In his letter, Dr Mosisili bemoaned the infighting in the former ruling party which was also manifested at the DC rally in Mohale’s Hoek last month.

“The 6 to 7 October rally in Mohale’s Hoek was the most emotive rally I have ever been to. I have never seen party members at the leadership level so angry with one another like they were, forgetting that they are the leadership that is trusted by party cadres.

“Some were even blaming me for my opening address which I termed ‘Hello God’, which is an extract from American singer Dolly Parton.

“I would like to appeal to you that your faith in the congress movement should be revived so that you may not fight because what binds us as a unit is stronger and bigger than what may divide us.

“It is on this note that I take opportunity to humbly notify you that I shall not be contesting for the party’s leadership in the up-coming elective conference and therefore this means that as you ready yourself, know that the leadership is also up for grabs and you should all be ready to elect a new leader,” Dr Mosisili said.

Dr Mosisili’s decision to walk away from the DC leadership follows his announcement a month ago that he would not seek to be voted as prime minister again even if his party won the next elections.

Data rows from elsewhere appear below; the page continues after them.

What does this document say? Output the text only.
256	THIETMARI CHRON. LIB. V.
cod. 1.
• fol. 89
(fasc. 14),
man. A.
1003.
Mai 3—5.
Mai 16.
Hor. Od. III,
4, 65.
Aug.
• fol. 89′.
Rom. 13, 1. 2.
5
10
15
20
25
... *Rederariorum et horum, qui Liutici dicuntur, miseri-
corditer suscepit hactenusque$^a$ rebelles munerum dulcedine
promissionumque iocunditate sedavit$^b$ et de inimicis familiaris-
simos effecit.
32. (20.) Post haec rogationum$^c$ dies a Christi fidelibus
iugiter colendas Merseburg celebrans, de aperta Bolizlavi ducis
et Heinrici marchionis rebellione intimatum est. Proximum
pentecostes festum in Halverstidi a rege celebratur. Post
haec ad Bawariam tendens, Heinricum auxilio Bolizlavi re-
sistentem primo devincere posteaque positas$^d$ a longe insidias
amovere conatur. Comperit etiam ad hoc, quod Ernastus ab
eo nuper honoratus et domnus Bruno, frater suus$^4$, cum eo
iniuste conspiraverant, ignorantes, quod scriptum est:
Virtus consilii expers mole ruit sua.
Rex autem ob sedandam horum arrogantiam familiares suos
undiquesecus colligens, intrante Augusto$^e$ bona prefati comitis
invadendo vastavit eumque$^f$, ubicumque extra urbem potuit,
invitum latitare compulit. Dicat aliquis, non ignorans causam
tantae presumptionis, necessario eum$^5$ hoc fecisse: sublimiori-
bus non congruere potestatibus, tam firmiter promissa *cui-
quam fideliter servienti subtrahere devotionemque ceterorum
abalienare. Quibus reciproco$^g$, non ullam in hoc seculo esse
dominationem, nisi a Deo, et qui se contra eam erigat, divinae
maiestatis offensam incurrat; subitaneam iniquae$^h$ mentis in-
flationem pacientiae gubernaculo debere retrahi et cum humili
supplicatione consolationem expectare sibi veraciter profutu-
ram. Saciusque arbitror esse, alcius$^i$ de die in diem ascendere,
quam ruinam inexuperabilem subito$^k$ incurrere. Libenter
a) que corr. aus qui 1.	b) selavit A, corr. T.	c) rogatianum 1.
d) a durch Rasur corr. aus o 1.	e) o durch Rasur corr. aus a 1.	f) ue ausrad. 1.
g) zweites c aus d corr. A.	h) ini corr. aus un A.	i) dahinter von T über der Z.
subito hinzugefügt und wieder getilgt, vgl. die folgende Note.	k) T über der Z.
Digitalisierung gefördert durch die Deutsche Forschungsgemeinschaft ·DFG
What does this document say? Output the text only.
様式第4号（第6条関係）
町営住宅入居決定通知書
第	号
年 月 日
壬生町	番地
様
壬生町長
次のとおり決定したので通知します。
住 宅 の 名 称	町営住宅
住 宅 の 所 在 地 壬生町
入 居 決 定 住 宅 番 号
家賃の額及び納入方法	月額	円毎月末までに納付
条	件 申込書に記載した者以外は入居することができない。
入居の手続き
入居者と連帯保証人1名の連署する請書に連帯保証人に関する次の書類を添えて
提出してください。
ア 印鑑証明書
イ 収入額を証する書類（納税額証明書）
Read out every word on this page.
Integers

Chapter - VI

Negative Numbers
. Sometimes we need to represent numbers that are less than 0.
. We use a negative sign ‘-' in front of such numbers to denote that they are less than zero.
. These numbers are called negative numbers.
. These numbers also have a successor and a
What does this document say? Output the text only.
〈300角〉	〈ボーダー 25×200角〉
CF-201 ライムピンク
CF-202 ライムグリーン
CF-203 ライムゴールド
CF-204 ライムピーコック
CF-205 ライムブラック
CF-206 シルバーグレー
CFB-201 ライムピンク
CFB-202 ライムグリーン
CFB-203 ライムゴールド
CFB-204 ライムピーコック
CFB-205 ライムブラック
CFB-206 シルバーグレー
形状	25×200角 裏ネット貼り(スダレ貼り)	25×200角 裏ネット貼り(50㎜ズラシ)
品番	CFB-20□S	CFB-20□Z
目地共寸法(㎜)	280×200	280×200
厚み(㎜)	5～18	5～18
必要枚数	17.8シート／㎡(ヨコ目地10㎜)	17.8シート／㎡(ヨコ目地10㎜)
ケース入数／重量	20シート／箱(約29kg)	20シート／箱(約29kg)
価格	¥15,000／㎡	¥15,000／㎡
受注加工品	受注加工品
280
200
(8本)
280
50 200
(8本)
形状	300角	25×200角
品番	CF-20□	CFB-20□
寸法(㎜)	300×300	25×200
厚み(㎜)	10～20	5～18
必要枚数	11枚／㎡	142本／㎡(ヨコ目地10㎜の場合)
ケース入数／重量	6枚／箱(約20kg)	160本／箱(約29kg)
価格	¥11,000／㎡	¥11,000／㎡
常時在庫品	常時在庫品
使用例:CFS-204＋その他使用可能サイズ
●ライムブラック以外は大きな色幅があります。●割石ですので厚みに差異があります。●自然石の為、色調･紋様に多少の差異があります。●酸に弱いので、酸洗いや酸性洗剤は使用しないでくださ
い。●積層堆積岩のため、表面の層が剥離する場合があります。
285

During that rally in Maseru, Dr Mosisili said he had even laid the groundwork for a successor by stepping aside to allow his deputy, Mr Mokhothu, to be elected leader of the opposition in parliament.

And in his recent letter, Dr Mosisili said he had  “no favourites or enemies” when it came to choosing his successor and other party leaders. The January conference “shall elect its leader as directed by the Holy Spirit”.

“The election of a leader should be done cautiously with very calm and cool minds and hearts, not malevolently. A leader is of service to all and not just a certain faction hence for the past 21 years I have always assured you that there are no favourites within the party, nor do I have enemies.

“Therefore, I earnestly appeal to all of you to work towards a clean election, to accept the outcome of the conference and the one who shall be voted to lead. May the party be blessed with a new leader who respects the people and fears God. As for me, I shall always be on stand-by to readily give advice where such is needed,” Dr Mosisili said.

Dr Mosisili said his address at the Mohale’s Hoek rally was misinterpreted by some party members who already had some hidden agendas against him.

During that address Dr Mosisili ‘wondered’ whether God could still hear the DC as it endured trials and tribulations.

“I was only praying and calling out to God that He may give us the attention that we so badly needed, have mercy on us and forgive us as a party and as a nation. I did not doubt his presence as it was interpreted by some.”

In his long missive, Dr Mosisili also delved into the history of the congress movement, saying his time in charge had not always been smooth sailing as there were people who were not enamoured by his leadership.

“Some undermined me and felt that they were just using me and when all had fallen in place they would take over. But I remained resolute when some jumped ship and formed the Lesotho People’s Congress (LPC) in 2002.

“Others that were left behind followed soon afterwards and formed the All Basotho Convention due to similar reasons. And you shall all recall with bleeding hearts how we had to leave the Lesotho Congress for Democracy and form the Democratic Congress in 2012 and you elected me to lead you.”

“I have reminded you of all these challenges that we have been through to make you aware that leadership is not a play thing. I have reminded you to show you that leadership is not campaigned for but is bestowed by God,” Dr Mosisili said.

He further said that he was grateful that in his 21 years of leadership God had always stood by him and the congress parties won four elections and he was prime minister for 16 years.